“Pattern Recognition” by William Gibson is science fiction set in the present day. As Gibson saw much of the future that we are living in now back in the 1980s, it is interesting (and probably a good idea) to see how he reads the present.
When the book came out in 2003 Neil Gaiman said it was Gibson’s best book since “Neuromancer”. The Economist said it was one of the best books on the world power of advertising in the Internet age, even though it is not a business book.
It is part science fiction, part spy thriller. It features the Internet, 9/11, the new Russia ruled by money and crime lords, the London advertising world and a Tokyo that is still the future of mankind.
At the heart of the story is the footage: a film that is put out on the Internet frame by frame, but not necessarily in any particular order.
The main characters, each for reasons of his own, want to find out who is producing the footage. It is a mystery. On the Internet you can be anywhere and nowhere. But the closer they get to the truth, the stranger and more violent the story becomes. There is a reason the footage is a well-guarded secret.
Even though the story takes place in the present day, it is still science fiction.
First, it is science fiction in content: it looks at how science and invention affect society through the what-if power of fiction. In this case, Gibson shows how the new power of the Internet bypasses the old power of countries and armies.
Second, it is science fiction in style:
The characters think the way they do in science fiction: making sense of the world through reason, science and false analogies.
It also makes heavy use of description. While necessary for most science fiction, it is overkill for a story set in the present.

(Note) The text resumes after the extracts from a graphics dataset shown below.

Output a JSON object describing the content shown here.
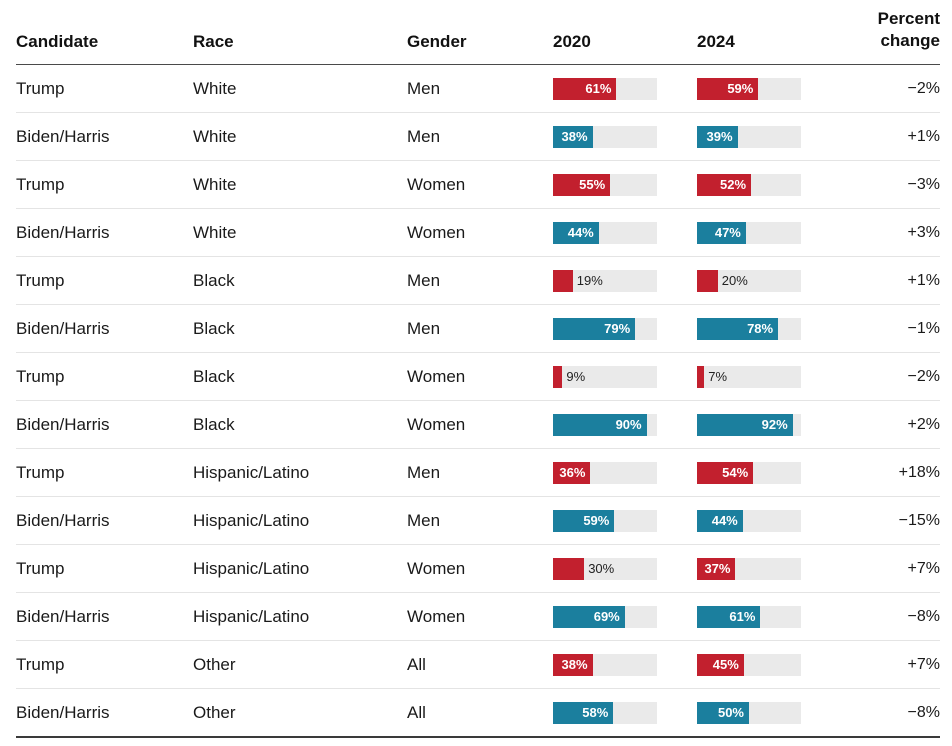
{
  "header": {
    "candidate": "Candidate",
    "race": "Race",
    "gender": "Gender",
    "y2020": "2020",
    "y2024": "2024",
    "change": "Percent\nchange"
  },
  "colors": {
    "trump": "#c2202e",
    "biden_harris": "#1b7f9e",
    "track": "#eaeaea",
    "label_inside": "#ffffff",
    "label_outside": "#222222"
  },
  "chart_data": {
    "type": "bar",
    "columns": [
      "Candidate",
      "Race",
      "Gender",
      "2020",
      "2024",
      "Percent change"
    ],
    "xlim": [
      0,
      100
    ],
    "legend_position": "none",
    "grid": false,
    "rows": [
      {
        "candidate": "Trump",
        "race": "White",
        "gender": "Men",
        "v2020": 61,
        "v2024": 59,
        "label2020": "61%",
        "label2024": "59%",
        "change": "−2%"
      },
      {
        "candidate": "Biden/Harris",
        "race": "White",
        "gender": "Men",
        "v2020": 38,
        "v2024": 39,
        "label2020": "38%",
        "label2024": "39%",
        "change": "+1%"
      },
      {
        "candidate": "Trump",
        "race": "White",
        "gender": "Women",
        "v2020": 55,
        "v2024": 52,
        "label2020": "55%",
        "label2024": "52%",
        "change": "−3%"
      },
      {
        "candidate": "Biden/Harris",
        "race": "White",
        "gender": "Women",
        "v2020": 44,
        "v2024": 47,
        "label2020": "44%",
        "label2024": "47%",
        "change": "+3%"
      },
      {
        "candidate": "Trump",
        "race": "Black",
        "gender": "Men",
        "v2020": 19,
        "v2024": 20,
        "label2020": "19%",
        "label2024": "20%",
        "change": "+1%"
      },
      {
        "candidate": "Biden/Harris",
        "race": "Black",
        "gender": "Men",
        "v2020": 79,
        "v2024": 78,
        "label2020": "79%",
        "label2024": "78%",
        "change": "−1%"
      },
      {
        "candidate": "Trump",
        "race": "Black",
        "gender": "Women",
        "v2020": 9,
        "v2024": 7,
        "label2020": "9%",
        "label2024": "7%",
        "change": "−2%"
      },
      {
        "candidate": "Biden/Harris",
        "race": "Black",
        "gender": "Women",
        "v2020": 90,
        "v2024": 92,
        "label2020": "90%",
        "label2024": "92%",
        "change": "+2%"
      },
      {
        "candidate": "Trump",
        "race": "Hispanic/Latino",
        "gender": "Men",
        "v2020": 36,
        "v2024": 54,
        "label2020": "36%",
        "label2024": "54%",
        "change": "+18%"
      },
      {
        "candidate": "Biden/Harris",
        "race": "Hispanic/Latino",
        "gender": "Men",
        "v2020": 59,
        "v2024": 44,
        "label2020": "59%",
        "label2024": "44%",
        "change": "−15%"
      },
      {
        "candidate": "Trump",
        "race": "Hispanic/Latino",
        "gender": "Women",
        "v2020": 30,
        "v2024": 37,
        "label2020": "30%",
        "label2024": "37%",
        "change": "+7%"
      },
      {
        "candidate": "Biden/Harris",
        "race": "Hispanic/Latino",
        "gender": "Women",
        "v2020": 69,
        "v2024": 61,
        "label2020": "69%",
        "label2024": "61%",
        "change": "−8%"
      },
      {
        "candidate": "Trump",
        "race": "Other",
        "gender": "All",
        "v2020": 38,
        "v2024": 45,
        "label2020": "38%",
        "label2024": "45%",
        "change": "+7%"
      },
      {
        "candidate": "Biden/Harris",
        "race": "Other",
        "gender": "All",
        "v2020": 58,
        "v2024": 50,
        "label2020": "58%",
        "label2024": "50%",
        "change": "−8%"
      }
    ]
  }
}
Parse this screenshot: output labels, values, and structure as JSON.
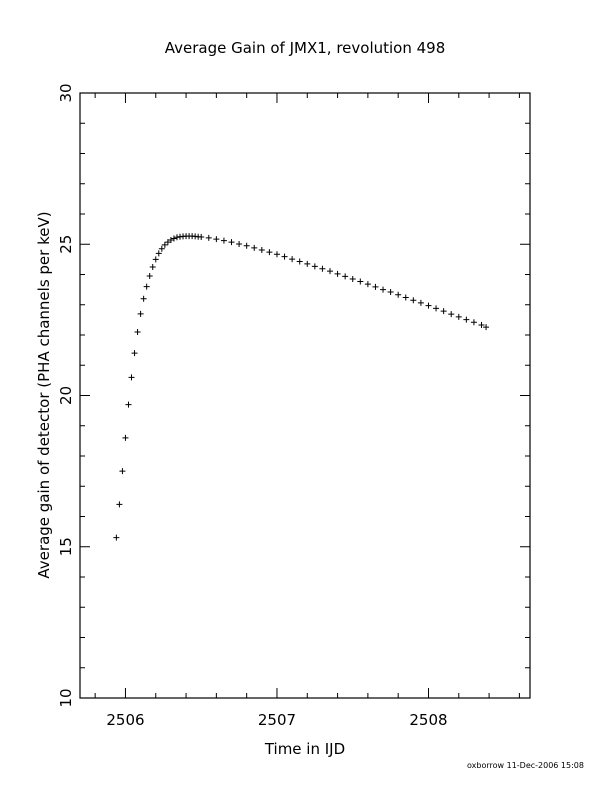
{
  "chart_data": {
    "type": "scatter",
    "title": "Average Gain of JMX1, revolution 498",
    "xlabel": "Time in IJD",
    "ylabel": "Average gain of detector (PHA channels per keV)",
    "xlim": [
      2505.7,
      2508.67
    ],
    "ylim": [
      10,
      30
    ],
    "x_ticks": [
      "2506",
      "2507",
      "2508"
    ],
    "y_ticks": [
      "10",
      "15",
      "20",
      "25",
      "30"
    ],
    "marker": "plus",
    "grid": false,
    "series": [
      {
        "x": [
          2505.94,
          2505.96,
          2505.98,
          2506.0,
          2506.02,
          2506.04,
          2506.06,
          2506.08,
          2506.1,
          2506.12,
          2506.14,
          2506.16,
          2506.18,
          2506.2,
          2506.22,
          2506.24,
          2506.26,
          2506.28,
          2506.3,
          2506.32,
          2506.34,
          2506.36,
          2506.38,
          2506.4,
          2506.42,
          2506.44,
          2506.46,
          2506.48,
          2506.5,
          2506.55,
          2506.6,
          2506.65,
          2506.7,
          2506.75,
          2506.8,
          2506.85,
          2506.9,
          2506.95,
          2507.0,
          2507.05,
          2507.1,
          2507.15,
          2507.2,
          2507.25,
          2507.3,
          2507.35,
          2507.4,
          2507.45,
          2507.5,
          2507.55,
          2507.6,
          2507.65,
          2507.7,
          2507.75,
          2507.8,
          2507.85,
          2507.9,
          2507.95,
          2508.0,
          2508.05,
          2508.1,
          2508.15,
          2508.2,
          2508.25,
          2508.3,
          2508.35,
          2508.38
        ],
        "y": [
          15.3,
          16.4,
          17.5,
          18.6,
          19.7,
          20.6,
          21.4,
          22.1,
          22.7,
          23.2,
          23.6,
          23.95,
          24.25,
          24.5,
          24.7,
          24.85,
          24.98,
          25.07,
          25.14,
          25.19,
          25.23,
          25.25,
          25.26,
          25.27,
          25.27,
          25.27,
          25.26,
          25.25,
          25.24,
          25.21,
          25.17,
          25.12,
          25.07,
          25.01,
          24.95,
          24.88,
          24.81,
          24.74,
          24.67,
          24.59,
          24.51,
          24.43,
          24.35,
          24.27,
          24.19,
          24.11,
          24.02,
          23.94,
          23.85,
          23.77,
          23.68,
          23.59,
          23.5,
          23.42,
          23.33,
          23.24,
          23.15,
          23.06,
          22.97,
          22.88,
          22.79,
          22.69,
          22.6,
          22.51,
          22.42,
          22.33,
          22.26
        ]
      }
    ]
  },
  "footer": "oxborrow 11-Dec-2006 15:08"
}
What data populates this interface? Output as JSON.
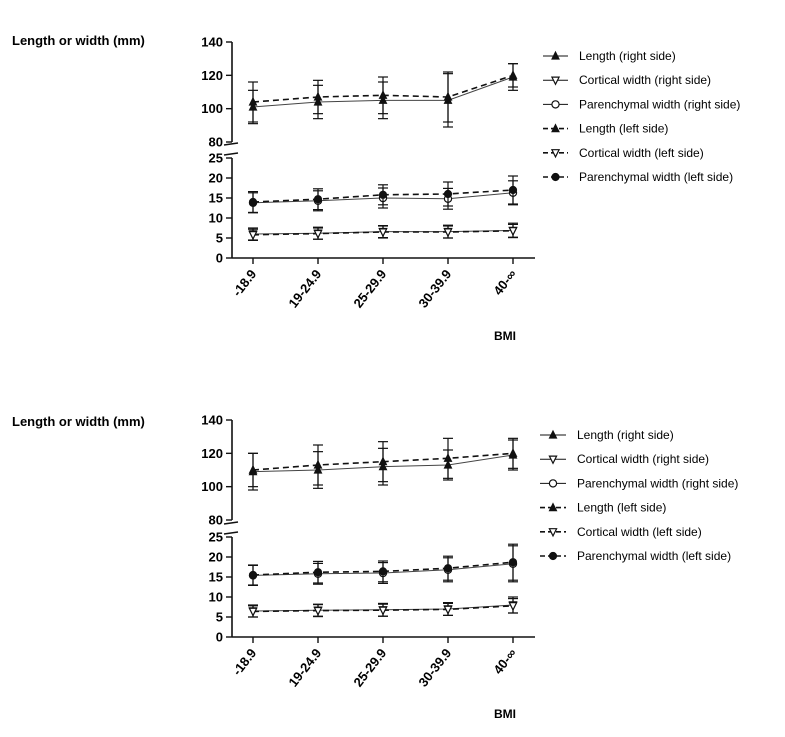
{
  "chart_data": [
    {
      "type": "line",
      "ylabel": "Length or width (mm)",
      "xlabel": "BMI",
      "categories": [
        "-18.9",
        "19-24.9",
        "25-29.9",
        "30-39.9",
        "40-∞"
      ],
      "y_axis_segments": [
        {
          "ylim": [
            80,
            140
          ],
          "ticks": [
            80,
            100,
            120,
            140
          ]
        },
        {
          "ylim": [
            0,
            25
          ],
          "ticks": [
            0,
            5,
            10,
            15,
            20,
            25
          ]
        }
      ],
      "grid": false,
      "legend_position": "right",
      "series": [
        {
          "name": "Length (right side)",
          "marker": "triangle-up",
          "dash": "solid",
          "values": [
            101,
            104,
            105,
            105,
            119
          ],
          "errors": [
            10,
            10,
            11,
            16,
            8
          ]
        },
        {
          "name": "Cortical width (right side)",
          "marker": "triangle-down",
          "dash": "solid",
          "values": [
            6.0,
            6.2,
            6.6,
            6.6,
            6.9
          ],
          "errors": [
            1.5,
            1.5,
            1.5,
            1.6,
            1.8
          ]
        },
        {
          "name": "Parenchymal width (right side)",
          "marker": "circle-open",
          "dash": "solid",
          "values": [
            13.8,
            14.3,
            15.0,
            14.8,
            16.3
          ],
          "errors": [
            2.5,
            2.5,
            2.5,
            2.6,
            3.0
          ]
        },
        {
          "name": "Length (left side)",
          "marker": "triangle-up",
          "dash": "dashed",
          "values": [
            104,
            107,
            108,
            107,
            120
          ],
          "errors": [
            12,
            10,
            11,
            15,
            7
          ]
        },
        {
          "name": "Cortical width (left side)",
          "marker": "triangle-down",
          "dash": "dashed",
          "values": [
            5.8,
            6.1,
            6.5,
            6.5,
            6.8
          ],
          "errors": [
            1.4,
            1.4,
            1.5,
            1.5,
            1.6
          ]
        },
        {
          "name": "Parenchymal width (left side)",
          "marker": "circle-filled",
          "dash": "dashed",
          "values": [
            14.0,
            14.7,
            15.8,
            16.0,
            17.0
          ],
          "errors": [
            2.6,
            2.6,
            2.5,
            3.0,
            3.5
          ]
        }
      ]
    },
    {
      "type": "line",
      "ylabel": "Length or width (mm)",
      "xlabel": "BMI",
      "categories": [
        "-18.9",
        "19-24.9",
        "25-29.9",
        "30-39.9",
        "40-∞"
      ],
      "y_axis_segments": [
        {
          "ylim": [
            80,
            140
          ],
          "ticks": [
            80,
            100,
            120,
            140
          ]
        },
        {
          "ylim": [
            0,
            25
          ],
          "ticks": [
            0,
            5,
            10,
            15,
            20,
            25
          ]
        }
      ],
      "grid": false,
      "legend_position": "right",
      "series": [
        {
          "name": "Length (right side)",
          "marker": "triangle-up",
          "dash": "solid",
          "values": [
            109,
            110,
            112,
            113,
            119
          ],
          "errors": [
            11,
            11,
            11,
            9,
            9
          ]
        },
        {
          "name": "Cortical width (right side)",
          "marker": "triangle-down",
          "dash": "solid",
          "values": [
            6.5,
            6.7,
            6.8,
            7.0,
            8.0
          ],
          "errors": [
            1.5,
            1.5,
            1.6,
            1.6,
            2.0
          ]
        },
        {
          "name": "Parenchymal width (right side)",
          "marker": "circle-open",
          "dash": "solid",
          "values": [
            15.4,
            15.8,
            16.0,
            16.8,
            18.3
          ],
          "errors": [
            2.5,
            2.6,
            2.6,
            3.0,
            4.5
          ]
        },
        {
          "name": "Length (left side)",
          "marker": "triangle-up",
          "dash": "dashed",
          "values": [
            110,
            113,
            115,
            117,
            120
          ],
          "errors": [
            10,
            12,
            12,
            12,
            9
          ]
        },
        {
          "name": "Cortical width (left side)",
          "marker": "triangle-down",
          "dash": "dashed",
          "values": [
            6.4,
            6.6,
            6.7,
            6.9,
            7.8
          ],
          "errors": [
            1.4,
            1.5,
            1.5,
            1.5,
            1.8
          ]
        },
        {
          "name": "Parenchymal width (left side)",
          "marker": "circle-filled",
          "dash": "dashed",
          "values": [
            15.5,
            16.2,
            16.4,
            17.2,
            18.7
          ],
          "errors": [
            2.5,
            2.7,
            2.6,
            3.0,
            4.5
          ]
        }
      ]
    }
  ]
}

The language too is that of science fiction: his words are those of an engineer, not a poet. For example this:
Nothing at all in the German fridge, so new that its interior smells of cold and long-chain monomers.
and this:
… setting herself for auto-nod.
Yet Gibson does have something of the poet in him, far more than Clarke or Asimov or Niven ever did. This makes some of his description good. He does choose his words with care.
Most of the places in the book Gibson has seen first-hand. He is not imagining: he is reporting. That is why his descriptions seem so true-to-life.
They seem so true-to-life, in fact, that readers thought they could go out and buy the same bomber jacket that the hero wears: a Rickson’s MA-1. Gibson had made that up. But Rickson’s got so many requests that they starting making them! It is not the first time that Gibson’s fiction has become fact.